Ela me puxou novamente para um beijo. Beijou-me com ternura e deslizou os dedos por meus cabelos,provocando um arrepio que desceu por toda minha costa. Os lábios dela desceram por meu pescoço e ela se afastou um pouco, apenas para sorrir para mim.Eu conhecia bem aquele sorriso. Era a forma dela me encorajar a prosseguir. Beijei-a novamente e em seguida fui descendo por seu rosto ebeijei as marcas que havia deixado nela. Eu a beijaria intensamente até que com meus lábios eu pudesse apagar aquelas marcas que fiz no corpo dela e em sua alma.
Era maravilhoso voltar a sentir o cheiro dela misturado com jasmim. Seu perfume não seria mais algo que me assombraria e sim meu motivo de alegria.
— Eu te amo e vou te amar sempre... — sussurrou em meu ouvido com a voz entrecortada.
— Eu também te amo, Aredhel — sussurrei de volta. — Para sempre e sempre...

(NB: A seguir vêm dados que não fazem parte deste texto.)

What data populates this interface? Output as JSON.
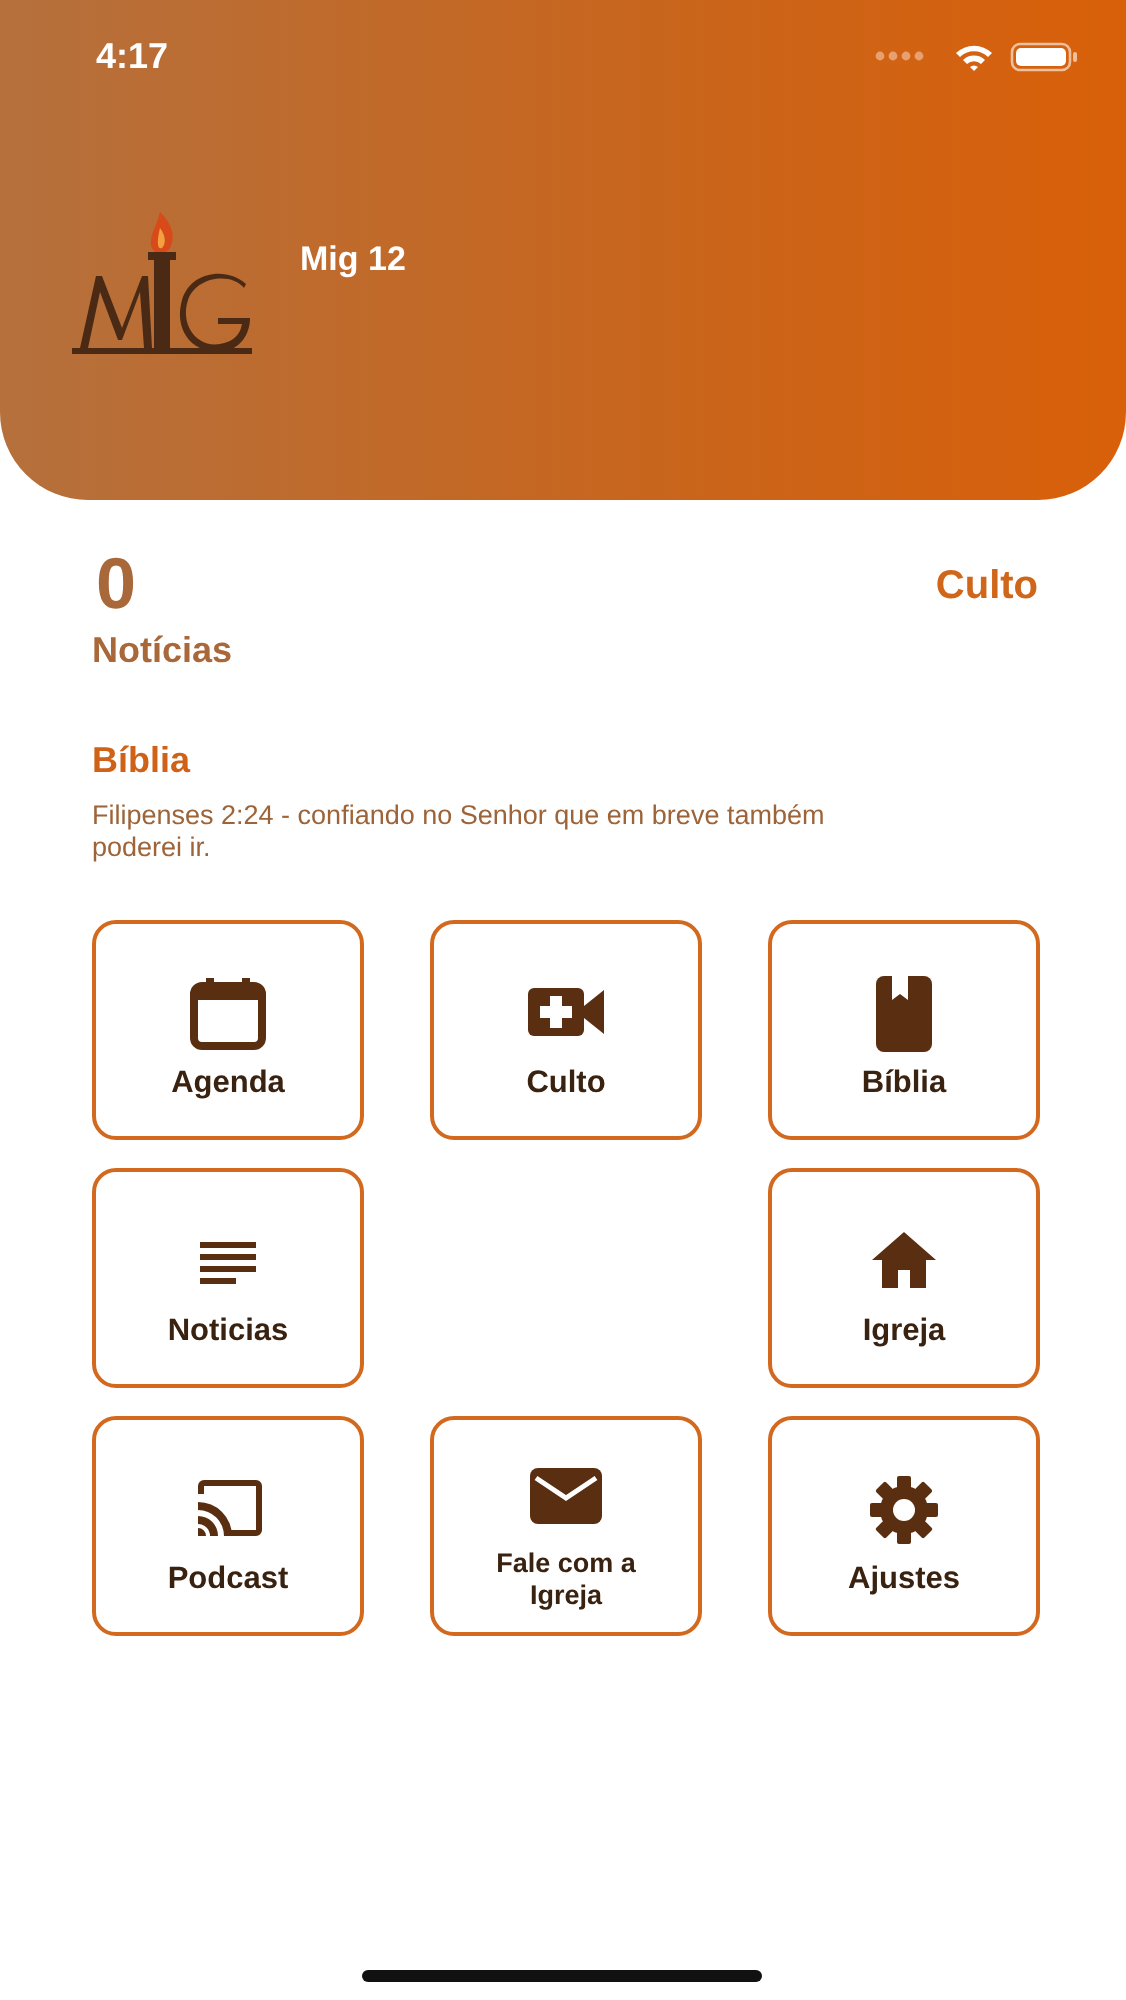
{
  "status_bar": {
    "time": "4:17"
  },
  "header": {
    "title": "Mig 12"
  },
  "summary": {
    "count": "0",
    "count_label": "Notícias",
    "link": "Culto"
  },
  "verse": {
    "heading": "Bíblia",
    "text": "Filipenses 2:24 - confiando no Senhor que em breve também poderei ir."
  },
  "tiles": [
    {
      "kind": "tile",
      "label": "Agenda"
    },
    {
      "kind": "tile",
      "label": "Culto"
    },
    {
      "kind": "tile",
      "label": "Bíblia"
    },
    {
      "kind": "tile",
      "label": "Noticias"
    },
    {
      "kind": "empty"
    },
    {
      "kind": "tile",
      "label": "Igreja"
    },
    {
      "kind": "tile",
      "label": "Podcast"
    },
    {
      "kind": "tile",
      "label": "Fale com a Igreja",
      "small": true
    },
    {
      "kind": "tile",
      "label": "Ajustes"
    }
  ]
}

Tirei minha roupa e Aredhel tirou o vestido. Ela soltou a ponta da atadura que estava enrolada sobre seus seios e que cobria as costas. Eu a ajudei a desenrolá-la. Depois tirei as ataduras de suas pernas e braços. Pareciam ter cicatrizado bem, mas ainda eram visíveis. Ela pareceu ficar incomodada e quis cobri-los novamente, mas não deixei.
— Não, Aredhel. Logo você não terá mais essas marcas, mas eu nunca quero esquecer o quanto mal eu já lhe fiz. Elas vão sumir de seu corpo, mas têm que ficar em minha alma — murmurei com tristeza. — E quero que saiba que te amo do jeito que estiver — sorri emocionado.
Ela deu um sorriso fraco. Fiquei a observando por um tempo e comecei a tocar a sua pele, levemente, com as pontas de meus dedos. Sua pele tão macia, eu já havia me conformado com a ideia de que não teria a oportunidade de tocá-la novamente. Aproximei-me e beijei carinhosamente seus seios, sugando sua pele em alguns pontos. Aredhel gemia baixinho e eu a debrucei carinhosamente sobre a cama. Deslizei meus lábios por seu corpo até chegar a sua intimidade. Demorei-me por um tempo lá, me satisfazendo com os gemidos de prazer que ela dava. Senti uma euforia tomar conta do meu ser. Pensei que não ouviria mais aqueles prazerosos sons. Quando a senti próxima de seu êxtase eu parei e voltei a subir. Penetrei-a lentamente. Temi que nunca mais pudesse tomá-la novamente, então eu queria desfrutar ao máximo daquele momento. Comecei a mover meu quadril de forma lenta.
Aredhel sorriu meigamente para mim e voltei a beijá-la. Eu a beijava desesperadamente, querendo ter certeza de que tudo aquilo era real e não um sonho. Eu tinha minha esposa… Minha Aredhel de volta… Tinha que ser real...
Aos poucos fui aumentando a velocidade do movimento e Aredhel passou a gemer entre meus lábios. Fechei os olhos delirando com o prazer que eu a fazia sentir. Logo ela chegou ao orgasmo e em seguida eu me derramei nela.
Eu tinha recuperado minha felicidade. Eu me sentia renovado. Senti-me abençoado por tê-la de volta.